Forward and reverse paired ends were quality trimmed using Trimmomatic (43) (with parameters slidingwindow:4:20 leading:10 trailing:10 minlen:50). The quality-trimmed reads were searched against a local database containing the sequences of the spiked ISFs by using BLASTN search with an E value cutoff of 10⁻⁵. The detection of ISFs was based on two criteria including the presence of the synthetic marker and hits with alignment bit score higher than 50 and identity higher than 90% to the reference sequences of ISFs. The detected ISFs were normalized to detected sequence bases by summarizing the alignment length of all hit reads for each DNA fragment. To study the effect of sequencing depth on the sequencing results, the original sequencing data were randomly subsampled with a custom Bash script to generate seven different sequence depths (i.e., 100%, 50%, 25%, 12.5%, 6.25%, 3.13%, and 1.56% of the received sequencing reads). Subsamples were analyzed by following the exact same bioinformatic procedures as described above.

To detect environmental ARGs in the DNA samples, quality-trimmed reads except for those identified as the spiked ISFs were searched against the CARD database (44) using BLASTX with the same cutoff criteria used in the detection of ISF standards (i.e., bit score higher than 50 and identity higher than 90%). For the detection of 16S rRNA gene, the sequencing reads were further analyzed by using METAXA2 (45) with default parameters.

qPCR quantification of 16S rRNA and ARGs.

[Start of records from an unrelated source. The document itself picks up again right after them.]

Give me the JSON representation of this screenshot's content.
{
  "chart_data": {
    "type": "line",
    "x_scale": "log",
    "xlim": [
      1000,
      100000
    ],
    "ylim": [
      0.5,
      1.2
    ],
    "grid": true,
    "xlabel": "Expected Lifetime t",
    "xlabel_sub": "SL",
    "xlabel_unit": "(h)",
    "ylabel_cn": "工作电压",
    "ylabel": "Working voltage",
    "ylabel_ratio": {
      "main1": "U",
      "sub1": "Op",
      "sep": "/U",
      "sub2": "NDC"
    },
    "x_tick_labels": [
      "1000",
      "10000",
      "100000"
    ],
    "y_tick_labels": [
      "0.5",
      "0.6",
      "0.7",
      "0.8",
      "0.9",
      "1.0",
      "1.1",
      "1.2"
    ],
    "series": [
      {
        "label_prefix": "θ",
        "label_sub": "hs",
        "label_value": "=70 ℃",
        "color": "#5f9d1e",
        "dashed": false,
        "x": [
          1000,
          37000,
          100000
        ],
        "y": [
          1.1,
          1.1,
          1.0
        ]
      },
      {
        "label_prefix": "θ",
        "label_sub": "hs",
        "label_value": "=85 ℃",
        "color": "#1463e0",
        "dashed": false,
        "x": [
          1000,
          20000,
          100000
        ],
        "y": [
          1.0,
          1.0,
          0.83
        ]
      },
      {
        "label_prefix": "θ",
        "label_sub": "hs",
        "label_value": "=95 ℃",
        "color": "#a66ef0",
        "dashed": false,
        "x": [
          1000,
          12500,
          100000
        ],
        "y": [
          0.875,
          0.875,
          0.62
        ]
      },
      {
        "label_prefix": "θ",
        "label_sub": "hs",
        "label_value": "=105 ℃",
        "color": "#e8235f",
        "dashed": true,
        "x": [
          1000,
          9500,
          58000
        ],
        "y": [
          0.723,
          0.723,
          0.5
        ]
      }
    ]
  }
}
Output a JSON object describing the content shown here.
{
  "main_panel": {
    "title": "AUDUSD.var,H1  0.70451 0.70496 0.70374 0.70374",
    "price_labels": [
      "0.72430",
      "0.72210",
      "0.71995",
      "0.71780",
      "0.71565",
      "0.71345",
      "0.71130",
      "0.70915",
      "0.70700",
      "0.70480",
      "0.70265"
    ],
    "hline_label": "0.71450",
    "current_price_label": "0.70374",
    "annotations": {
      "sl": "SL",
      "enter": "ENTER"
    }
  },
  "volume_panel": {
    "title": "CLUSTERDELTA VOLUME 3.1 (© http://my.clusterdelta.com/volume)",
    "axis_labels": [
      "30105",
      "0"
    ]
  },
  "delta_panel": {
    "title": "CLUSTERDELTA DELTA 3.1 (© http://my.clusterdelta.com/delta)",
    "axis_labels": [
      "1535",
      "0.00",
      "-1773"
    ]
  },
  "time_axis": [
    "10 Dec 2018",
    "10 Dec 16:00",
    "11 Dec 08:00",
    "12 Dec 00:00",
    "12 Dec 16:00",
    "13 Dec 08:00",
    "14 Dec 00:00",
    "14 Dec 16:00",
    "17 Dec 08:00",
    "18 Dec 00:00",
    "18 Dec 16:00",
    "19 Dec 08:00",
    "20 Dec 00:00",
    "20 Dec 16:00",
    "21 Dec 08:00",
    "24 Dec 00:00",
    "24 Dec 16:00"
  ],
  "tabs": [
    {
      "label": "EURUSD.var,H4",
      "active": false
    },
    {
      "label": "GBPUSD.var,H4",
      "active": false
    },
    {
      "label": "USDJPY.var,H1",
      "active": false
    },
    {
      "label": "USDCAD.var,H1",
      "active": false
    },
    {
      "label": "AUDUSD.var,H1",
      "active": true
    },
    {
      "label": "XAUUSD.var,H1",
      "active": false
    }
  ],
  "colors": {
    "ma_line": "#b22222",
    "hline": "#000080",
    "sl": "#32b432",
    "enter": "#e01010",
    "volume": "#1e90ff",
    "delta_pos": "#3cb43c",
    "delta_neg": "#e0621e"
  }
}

To verify the qmNGS quantification accuracy and precision, the 16S rRNA gene and five ARGs (tetO, sulI, tetM, ermB, and qnrS) in the manure samples were quantified using qPCR assays, which are summarized in Table S3. The qPCRs were run on an ABI 7300 system (Applied Biosystems, Waltham, MA). All qPCR mixtures were 20-μl reaction mixtures consisting of 1× GoTaq probe qPCR master mix (Promega, Madison, WI) run in duplicates. Primers, probes, and cycling conditions for qPCR assays are provided in the supplemental material (Table S3). Genomic DNAs of E. coli ATCC 25922 (with five 16S rRNA copies per genome), the IS-1 plasmid, and the IS-2 plasmid were used as the DNA templates for qPCR of 16S rRNA, sulI, and tetO, respectively. Synthesized DNA containing the target genes (gBlocks; IDT, Coralville, IA) was used as the DNA template for tetM, ermB, and qnrS. All standard curves were constructed from 10-fold serial dilutions of DNA template with concentrations ranging from 10¹ to 10⁷ gene copies per reaction (GC/rxn). The amplification efficiencies of the qPCR assays in this study ranged from 82% to 109%, with limit of quantification (LOQ) of 10 GC/rxn for each assay. Negative controls for the qPCR (blank) were included in each qPCR run. Threshold cycle (C_T) value of each sample was calculated using arithmetic mean of duplicates. The concentration of target gene was calculated from the standard curve and reported as GC per microliter.

Statistical analysis.

Data manipulation and statistical analyses were conducted using the packages in Jupyter or R, including dplyr, tidyr, stringr, scipy, pandas, and numpy. Plots were generated using seaborn and scipy package in Jupyter and ggplot2 package in R.

Data availability.

Raw sequencing data were deposited in the NCBI Sequence Read Archive under accession numbers SRR1139176 to SRR11391801.